Des orages forts ont éclaté le soir du lundi 7 août en Aquitaine, avant de progresser la nuit suivante sur le Massif Central, la vallée du Rhône puis les Alpes. On déplore plusieurs blessés suite à un foudroiement dans la Vienne.



Grêle et fortes pluies sous supercellules puis MCS

La journée du lundi 7 août a été dominée dans un premier temps par des orages préfrontaux ponctuellement modérés, qui se sont formés à l'aube aux abords des Landes, avant de progresser vers le Massif Central. Ces orages, assez peu organisés mais persistants, ont notamment provoqué un accident sévère par foudroiement dans le département de la Vienne aux environs de 19 heures. Un groupe de 16 jeunes qui séjournait dans le camping d'un centre de plein air situé sur la commune de Lathus a en effet été frappé par la foudre, blessant 8 d'entre eux, dont un très sérieusement.

L'activité orageuse s'est ensuite renforcée sensiblement en soirée, à partir du sud de l'Aquitaine. D'abord sous la forme de supercellules bien structurées qui ont notamment balayé les Pyrénées-Atlantiques, les Landes et le Gers, les orages se sont ensuite organisés sous la forme d'un puissant système convectif de méso-échelle (MCS, pour Mesoscale Convective System), qui a balayé l'Occitanie d'ouest en est en cours de nuit. Ce MCS a finalement développé une structure à dominante linéaire très active sur le sud du Massif Central, puis a franchi la vallée du Rhône en fin de nuit pour gagner rapidement les Alpes, en provoquant localement des rafales de vent comprises entre 80 et 110 km/h.
Plusieurs autres foyers orageux se sont ensuite formés à l'arrière en début de journée du mardi 8 août pour concerner de nouveau un axe Massif Central - Alpes.

Ces orages ont produit des chutes de grêle qui ont atteint localement 3 cm de diamètre ainsi que des pluies abondantes, notamment sur le Massif Central et sur les Alpes.

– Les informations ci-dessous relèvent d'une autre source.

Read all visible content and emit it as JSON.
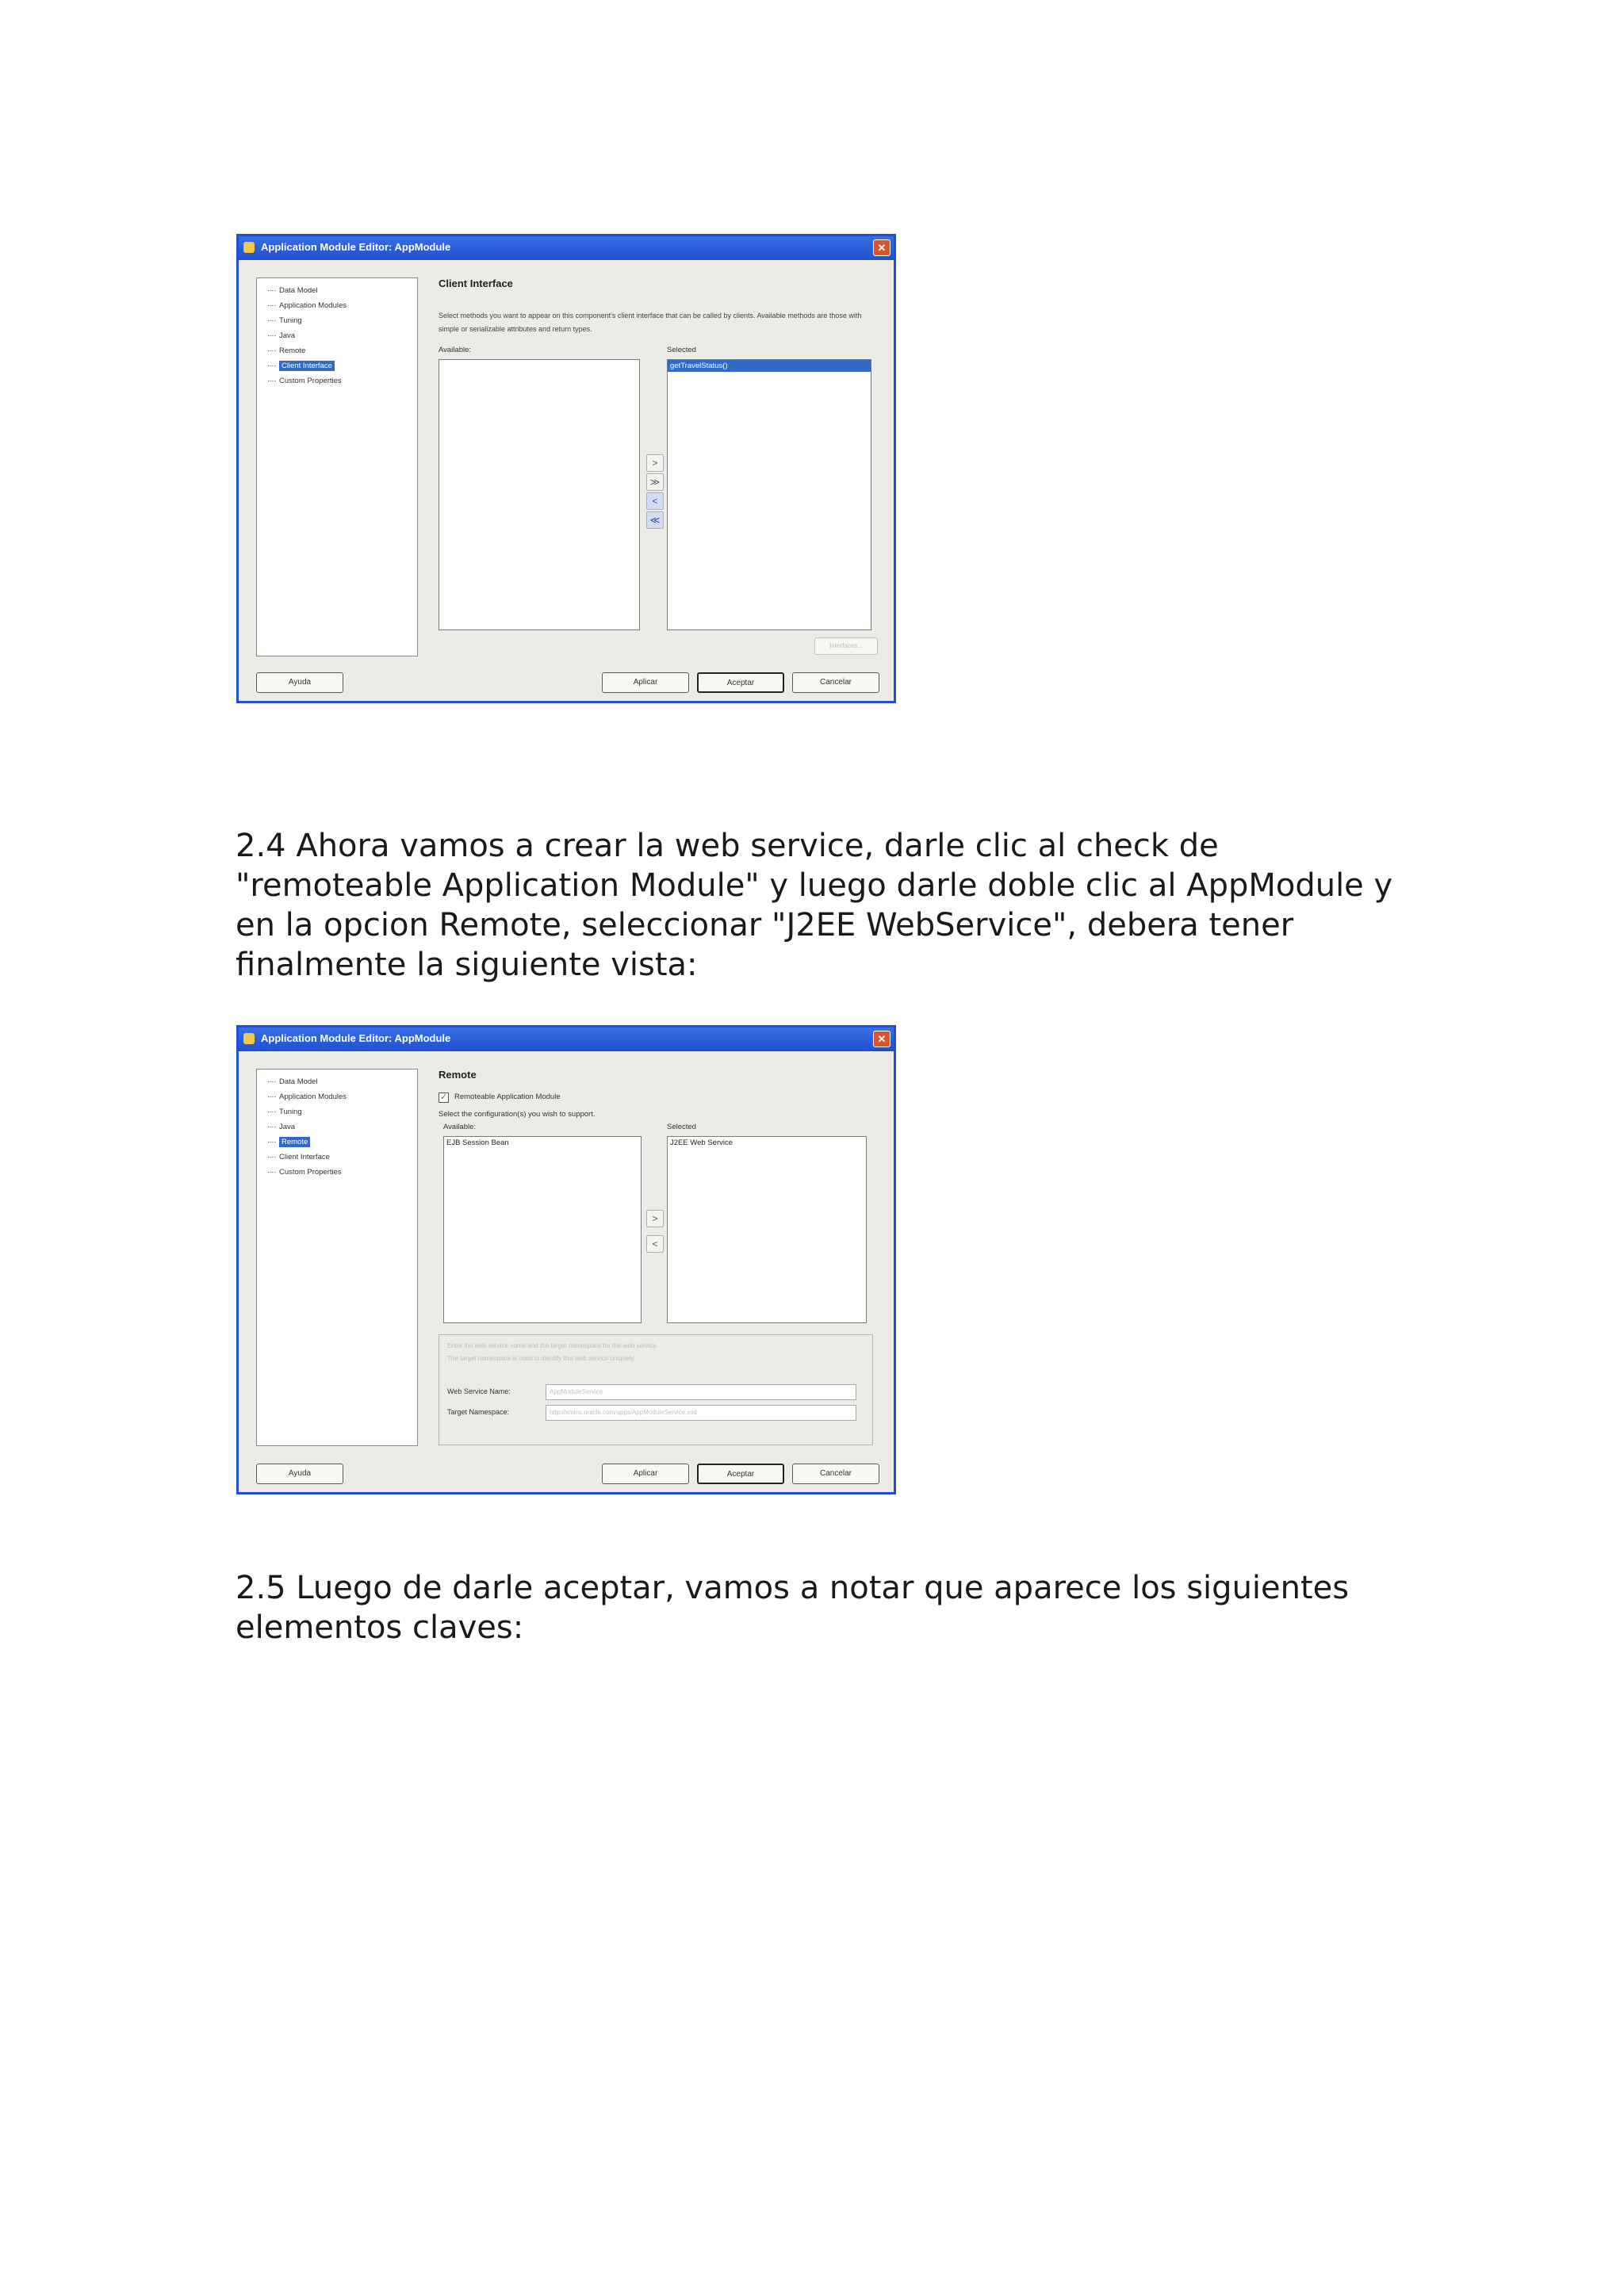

Plus de 30 mm de pluie sont ainsi tombés en quelques heures le matin du 8 août sur les stations d'Annecy et de Chambéry.

Ci-dessous, image radar du soir du 7 août, avec supercellules en activité sur les Pyrénées-Atlantiques et sur l'est des Landes :

40.000 éclairs en quelques heures

Près de 40.000 éclairs ont été détectés par le réseau Blitzortung durant la nuit du 8 au 9 août. Au cours de l'épisode, ce sont les départements de l'Isère, de la Lozère et de la Haute-Loire qui ont été les plus foudroyés, tandis que les Pyrénées-Atlantiques s'illustrent par un très fort foudroiement en début d'épisode (amorçage par supercellules).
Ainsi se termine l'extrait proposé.